Turns out, Rajiv and Payel also have second and third jobs as social workers in their "spare time." Rajiv is interviewed for tv every few days on some matter pertaining to social justice which they relate to running the B & B. They explained that when the government gives them a license to have people stay in their home, it requires them to introduce travelers to a genuine Indian home and experience, right down to the bedding, the cooking, the all-in-one bathrooms. But Rajiv and Payel take it further. They often host medical tourists, some of whom have needed rushing to the hospital in the middle of the night. They have saved one guest's life by making calls at three a.m. to friends in order to track down a rare blood type when the guest needed a blood transfusion to survive the night.
Rajiv said, "This, too, is part of the Indian culture. It is what our forefathers expected of us. Mumbai has become so commercialized. Other hotels will kick you out at the first sign of sickness, of trouble. That is not our way. They have forgotten what it is to be truly Indian, to be part of humanity."
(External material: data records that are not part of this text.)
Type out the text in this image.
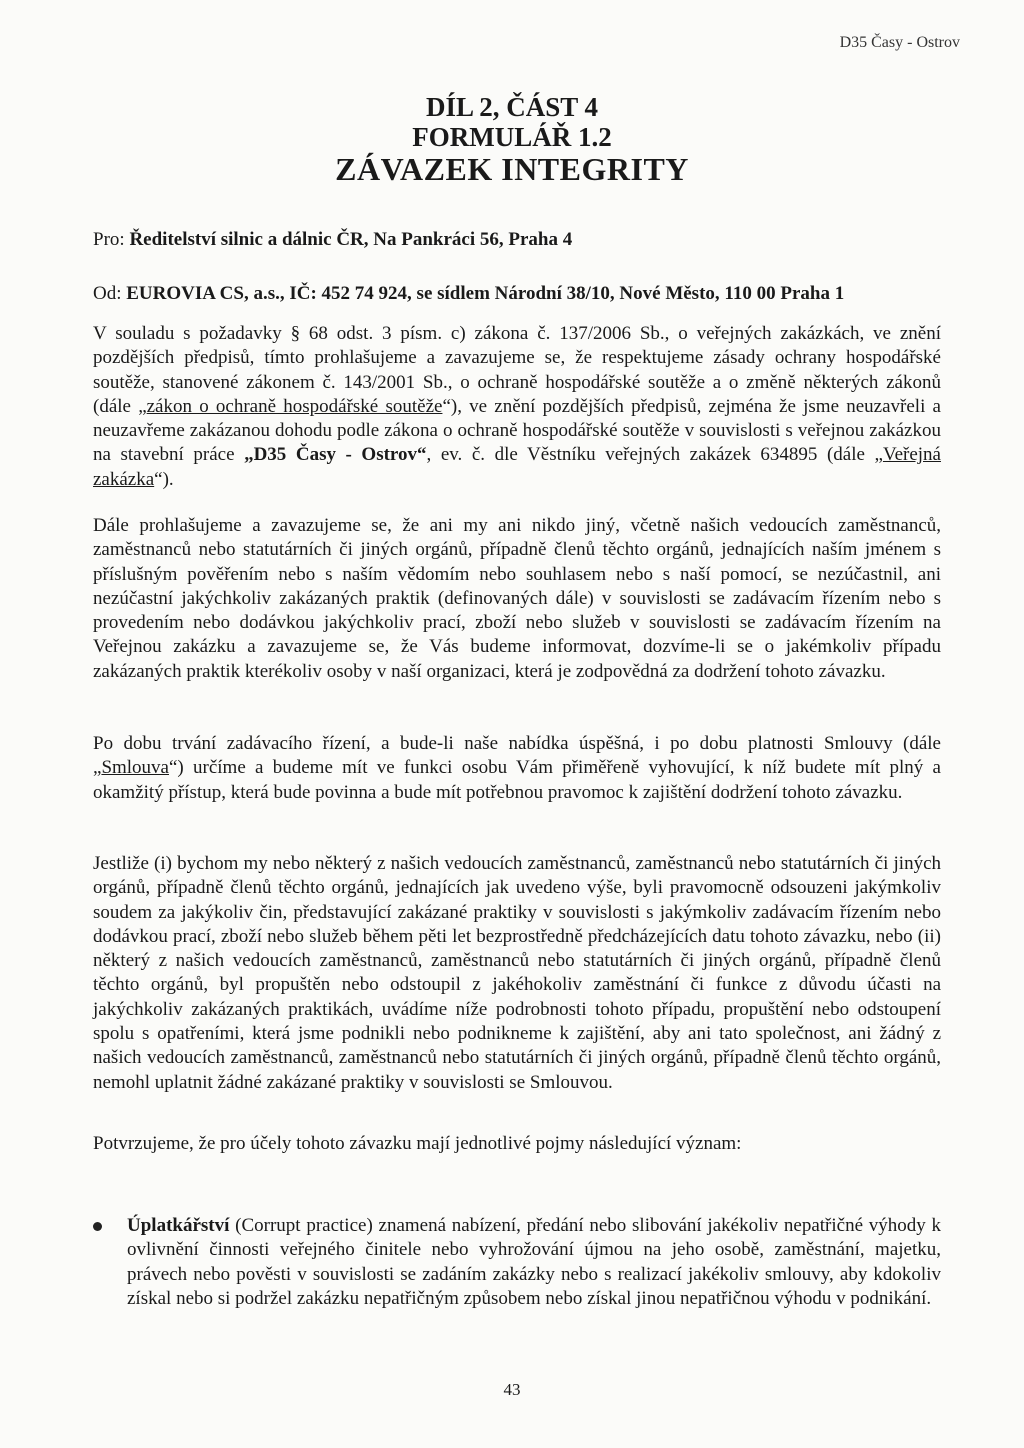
D35 Časy - Ostrov
DÍL 2, ČÁST 4
FORMULÁŘ 1.2
ZÁVAZEK INTEGRITY
Pro: Ředitelství silnic a dálnic ČR, Na Pankráci 56, Praha 4
Od: EUROVIA CS, a.s., IČ: 452 74 924, se sídlem Národní 38/10, Nové Město, 110 00 Praha 1
V souladu s požadavky § 68 odst. 3 písm. c) zákona č. 137/2006 Sb., o veřejných zakázkách, ve znění pozdějších předpisů, tímto prohlašujeme a zavazujeme se, že respektujeme zásady ochrany hospodářské soutěže, stanovené zákonem č. 143/2001 Sb., o ochraně hospodářské soutěže a o změně některých zákonů (dále „zákon o ochraně hospodářské soutěže“), ve znění pozdějších předpisů, zejména že jsme neuzavřeli a neuzavřeme zakázanou dohodu podle zákona o ochraně hospodářské soutěže v souvislosti s veřejnou zakázkou na stavební práce „D35 Časy - Ostrov“, ev. č. dle Věstníku veřejných zakázek 634895 (dále „Veřejná zakázka“).
Dále prohlašujeme a zavazujeme se, že ani my ani nikdo jiný, včetně našich vedoucích zaměstnanců, zaměstnanců nebo statutárních či jiných orgánů, případně členů těchto orgánů, jednajících naším jménem s příslušným pověřením nebo s naším vědomím nebo souhlasem nebo s naší pomocí, se nezúčastnil, ani nezúčastní jakýchkoliv zakázaných praktik (definovaných dále) v souvislosti se zadávacím řízením nebo s provedením nebo dodávkou jakýchkoliv prací, zboží nebo služeb v souvislosti se zadávacím řízením na Veřejnou zakázku a zavazujeme se, že Vás budeme informovat, dozvíme-li se o jakémkoliv případu zakázaných praktik kterékoliv osoby v naší organizaci, která je zodpovědná za dodržení tohoto závazku.
Po dobu trvání zadávacího řízení, a bude-li naše nabídka úspěšná, i po dobu platnosti Smlouvy (dále „Smlouva“) určíme a budeme mít ve funkci osobu Vám přiměřeně vyhovující, k níž budete mít plný a okamžitý přístup, která bude povinna a bude mít potřebnou pravomoc k zajištění dodržení tohoto závazku.
Jestliže (i) bychom my nebo některý z našich vedoucích zaměstnanců, zaměstnanců nebo statutárních či jiných orgánů, případně členů těchto orgánů, jednajících jak uvedeno výše, byli pravomocně odsouzeni jakýmkoliv soudem za jakýkoliv čin, představující zakázané praktiky v souvislosti s jakýmkoliv zadávacím řízením nebo dodávkou prací, zboží nebo služeb během pěti let bezprostředně předcházejících datu tohoto závazku, nebo (ii) některý z našich vedoucích zaměstnanců, zaměstnanců nebo statutárních či jiných orgánů, případně členů těchto orgánů, byl propuštěn nebo odstoupil z jakéhokoliv zaměstnání či funkce z důvodu účasti na jakýchkoliv zakázaných praktikách, uvádíme níže podrobnosti tohoto případu, propuštění nebo odstoupení spolu s opatřeními, která jsme podnikli nebo podnikneme k zajištění, aby ani tato společnost, ani žádný z našich vedoucích zaměstnanců, zaměstnanců nebo statutárních či jiných orgánů, případně členů těchto orgánů, nemohl uplatnit žádné zakázané praktiky v souvislosti se Smlouvou.
Potvrzujeme, že pro účely tohoto závazku mají jednotlivé pojmy následující význam:
Úplatkářství (Corrupt practice) znamená nabízení, předání nebo slibování jakékoliv nepatřičné výhody k ovlivnění činnosti veřejného činitele nebo vyhrožování újmou na jeho osobě, zaměstnání, majetku, právech nebo pověsti v souvislosti se zadáním zakázky nebo s realizací jakékoliv smlouvy, aby kdokoliv získal nebo si podržel zakázku nepatřičným způsobem nebo získal jinou nepatřičnou výhodu v podnikání.
43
This reminded me of the train ride home.
If you ever make it to Mumbai and you have occasion to ride the train, you might want to follow some advice that I didn't follow: don't ride the train at rush hour. If you do ride the train at rush hour and you are a woman who has bought a first class ticket, then you might want to at least wait for the first class car to appear. Don't think, "oh, here is a second-class women's only car, it is not too crowded, I will just take this one, how different can it be from first-class".
Sardines, I think, have more room to move in a can filled with other sardines.
I was in awe of the amount of human beings that can cram themselves onto a single train car. As the car filled and filled and filled and I debated wether I should get off and wait for a first-class train, I pressed myself up against a partition and let myself be held in place by the sheer weight of people a few of which exchanged themselves while departing with new passengers coming on. Sweat poured down the backs of my legs. I couldn't move one arm which was wedged firmly against my body. I covered my face from time to time with the sleeve of my other arm when women would cough in my direction. (There is a cough here in Mumbai that is prevalent, a deep and raspy cough. What it speaks of, I do not know. I do hope, whatever it is, that I got that particular vaccination.)
Despite the fact that it was so exhausting to be surrounded by that many people, there was something wonderful about it too. There was one particular woman who stood sometimes next to me, sometimes a person or two away from me, depending on how other folks pushed and pulled their way into "our" space; she kept checking in. We would see each other and smile, as if to say at the same time, "can you believe we live like this. Isn't this absurd?" She was not comforting me, or apologizing. I was with her. I was part of the "we". One of the mass. I felt so deeply in the thick of it. Wholly myself and wholly of the great wide world all at the same time.
It was amazing to see women who just stood in the car with their eyes closed, peacefully held up by their "sisters,"seemingly oblivious to the angst of some of the other women who pushed and argued and vied for a quarter of an inch here or there. A couple of ladies managed to carry on long conversations on their mobiles. This was a regular part of their days. Life was simply being lived while we all held each other up with the weights of our bodies; the train lumbering us towards home.